A project to replace failing fluorescent fixtures with LEDs in 7.5 miles of Boston's automotive tunnels is going to have to begin with a little R&D. Before the Massachusetts Department of Transportation (MassDOT) can select a vendor for the required 25,000 lighting fixtures, those fixtures have to be invented.
"No one makes LED light fixtures for highway tunnels," state highway administrator Frank DePaola told the Boston Herald. Conditions are harsh in the Central Artery tunnel and the tunnels connecting Boston's Logan Airport to the city. The tunnels sit below sea level and must fight seawater incursion, winter and summer temperature extremes, and corrosive salt mixed with water vapor in winter driving conditions.
Interstate 93 Tunnel in Boston, part of the Big Dig.
(Source: Rene Schwietzke from Wikimedia Commons)
What went wrong
These conditions contributed to the untimely deterioration of the original 110-pound (50kg) fluorescent fixtures. One fell into the roadway in February 2011 after all 10 of its stainless steel support clips corroded through. No one was injured on the Sunday morning when the fixture crashed on to the center lane of the tunnel entrance of Interstate 93 North.
Other contributors to the mishap could have been shoddy manufacturing and/or installation during the infamous Big Dig, which ran over schedule and over budget by historic margins. The prime contractor and others settled a lawsuit by depositing nearly $500 million into an account being used to clean up in the aftermath of the Big Dig. This account will supply the $54 million to replace the failing tunnel lighting fixtures. NuArt Lighting, which manufactured those fixtures, sold itself in 2006, and the new owner disclaimed any involvement with the Big Dig.
MassDOT reported the fixture's crash at a press conference 34 days after it happened. By that time, the department had inspected all the other fixtures over active roadways and concluded that galvanic corrosion was to blame. In this electrochemical process, two dissimilar metals oxidize after coming in contact with each other. In this case, the stainless steel clips had made contact with aluminum wireways from which the powder coating had disintegrated. Ultimately, about 6 percent of the 250,000 clips inspected were found to be affected. They were reinforced with plastic ties.

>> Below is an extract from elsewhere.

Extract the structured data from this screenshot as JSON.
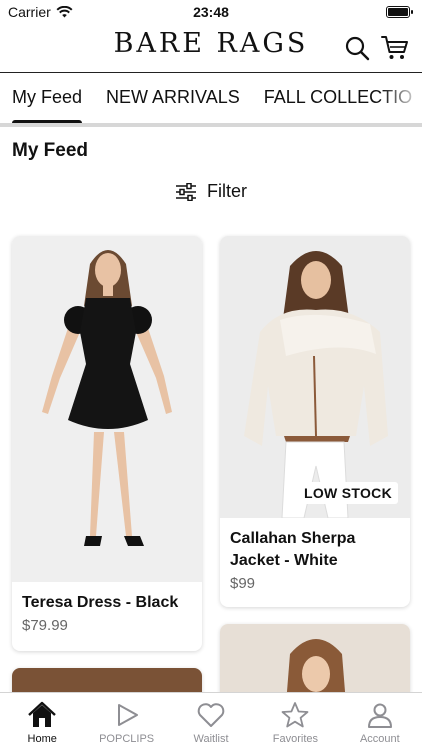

More than a year later, in April 2012, MassDOT announced the project to replace all 25,000 lighting fixtures. The department apparently believed suitable fixtures could be pulled off the shelf, because it said the replacements would begin in a year -- that is, about now.
Permanent replacement, eventually
The news now is that major lighting suppliers are being asked to bid by August to design and supply sample quantities -- a few hundred -- of fixtures that can stand up to the conditions in Boston's tunnels. MassDOT has not spelled out exactly which firms are being invited to bid, but DePaola told the Herald:
We are going to get the GEs, the Sylvanias, and the Philips to build lights that are specific for the tunnel environment. We will pay them to develop these lights... to manufacture, build, and install them to our specs.
Fixtures from the vendors will be tested for a year. Permanent installation won't start until 2016 and will take up to two more years. MassDOT has said that the fixtures will have sealed plastic on the exterior, and that any that fail will be replaced as a unit. The state expects to save $2.5 million from reduced electricity use.
Is DePaola correct that nothing currently on the market would stand up to the conditions in Boston's tunnels? What factors would you worry about if you were designing LED lighting for such an environment?